Según los datos facilitados por la empresa pública, durante el primer semestre del año se han presentado 409 denuncias por sustracción de cableado y otros elementos ferroviarios en toda España, una cifra que ya supera la registrada en cualquier año completo desde 2018, con la única excepción de 2025, cuando se contabilizaron 462 denuncias.
Adif recuerda que este tipo de robos afecta directamente a sistemas esenciales para la circulación de los trenes, como la electrificación, la señalización o las telecomunicaciones, lo que obliga en muchos casos a interrumpir parcial o totalmente el servicio hasta reparar las instalaciones.

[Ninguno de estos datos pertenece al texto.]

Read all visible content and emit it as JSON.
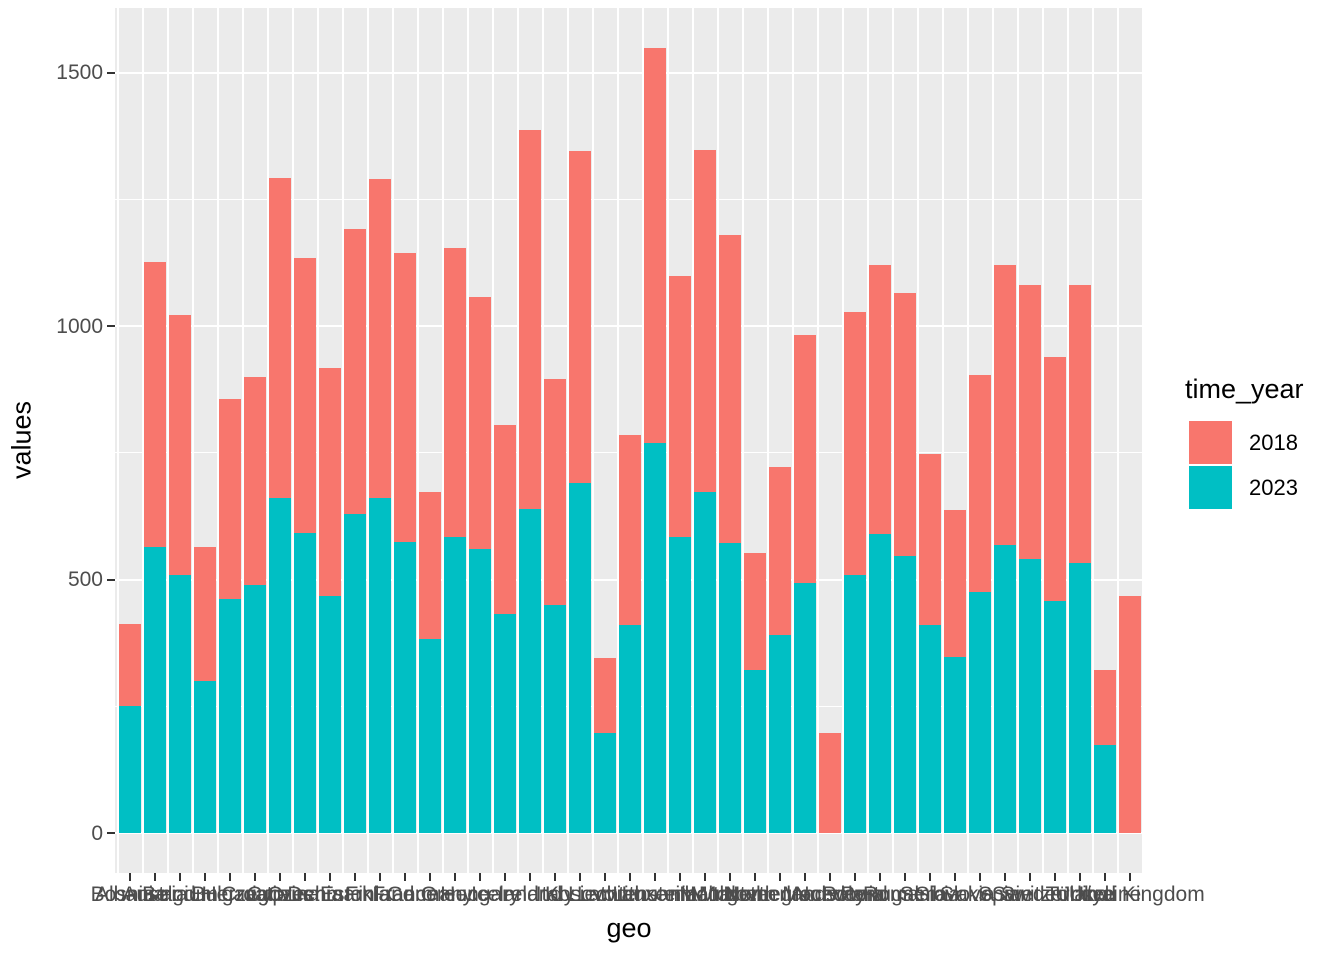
{
  "chart_data": {
    "type": "bar",
    "stacked": true,
    "title": "",
    "xlabel": "geo",
    "ylabel": "values",
    "legend_title": "time_year",
    "legend_position": "right",
    "grid": true,
    "panel_bg": "#EBEBEB",
    "grid_color": "#FFFFFF",
    "axis_text_color": "#4D4D4D",
    "tick_color": "#333333",
    "y_ticks": [
      0,
      500,
      1000,
      1500
    ],
    "y_minor_ticks": [
      250,
      750,
      1250
    ],
    "ylim": [
      0,
      1630
    ],
    "stack_order_bottom_to_top": [
      "2023",
      "2018"
    ],
    "categories": [
      "Albania",
      "Austria",
      "Belgium",
      "Bosnia and Herzegovina",
      "Bulgaria",
      "Croatia",
      "Cyprus",
      "Czechia",
      "Denmark",
      "Estonia",
      "Finland",
      "France",
      "Germany",
      "Greece",
      "Hungary",
      "Iceland",
      "Ireland",
      "Italy",
      "Kosovo",
      "Latvia",
      "Liechtenstein",
      "Lithuania",
      "Luxembourg",
      "Malta",
      "Moldova",
      "Montenegro",
      "Netherlands",
      "North Macedonia",
      "Norway",
      "Poland",
      "Portugal",
      "Romania",
      "Serbia",
      "Slovakia",
      "Slovenia",
      "Spain",
      "Sweden",
      "Switzerland",
      "Türkiye",
      "Ukraine",
      "United Kingdom"
    ],
    "series": [
      {
        "name": "2018",
        "color": "#F8766D",
        "values": [
          162,
          562,
          512,
          265,
          395,
          410,
          630,
          542,
          450,
          562,
          628,
          570,
          290,
          570,
          497,
          373,
          748,
          446,
          655,
          147,
          375,
          780,
          515,
          675,
          608,
          230,
          333,
          488,
          198,
          518,
          530,
          518,
          338,
          290,
          429,
          553,
          542,
          482,
          550,
          149,
          467
        ]
      },
      {
        "name": "2023",
        "color": "#00BFC4",
        "values": [
          250,
          565,
          510,
          300,
          462,
          490,
          662,
          592,
          468,
          630,
          662,
          575,
          382,
          585,
          560,
          432,
          640,
          450,
          690,
          198,
          410,
          770,
          585,
          672,
          573,
          322,
          390,
          494,
          null,
          510,
          590,
          547,
          410,
          347,
          475,
          568,
          540,
          458,
          532,
          173,
          null
        ]
      }
    ]
  }
}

Estas incidencias se traducen en retrasos, cancelaciones y molestias para los viajeros, además del coste económico que supone reponer el material sustraído y garantizar que la circulación pueda retomarse con seguridad.
Desde 2018, Castilla-La Mancha acumula el 7,3 % de todas las denuncias por robos de cable registradas por Adif, situándose entre las comunidades más afectadas, por detrás de Cataluña, Aragón, Andalucía y la Comunidad de Madrid.
En lo que va de 2026, Cataluña concentra el mayor número de denuncias (37,8 %), seguida de Aragón (23,1 %), País Vasco (7 %) y Castilla-La Mancha (6,2 %).
Ante el incremento de estos delitos, el Ministerio de Transportes y Movilidad Sostenible ha anunciado que promoverá una reforma del artículo 240 del Código Penal para endurecer las penas por el robo de cable y otros elementos de la infraestructura ferroviaria, con el objetivo de reforzar la protección de un servicio considerado estratégico y reducir las incidencias que afectan a miles de viajeros.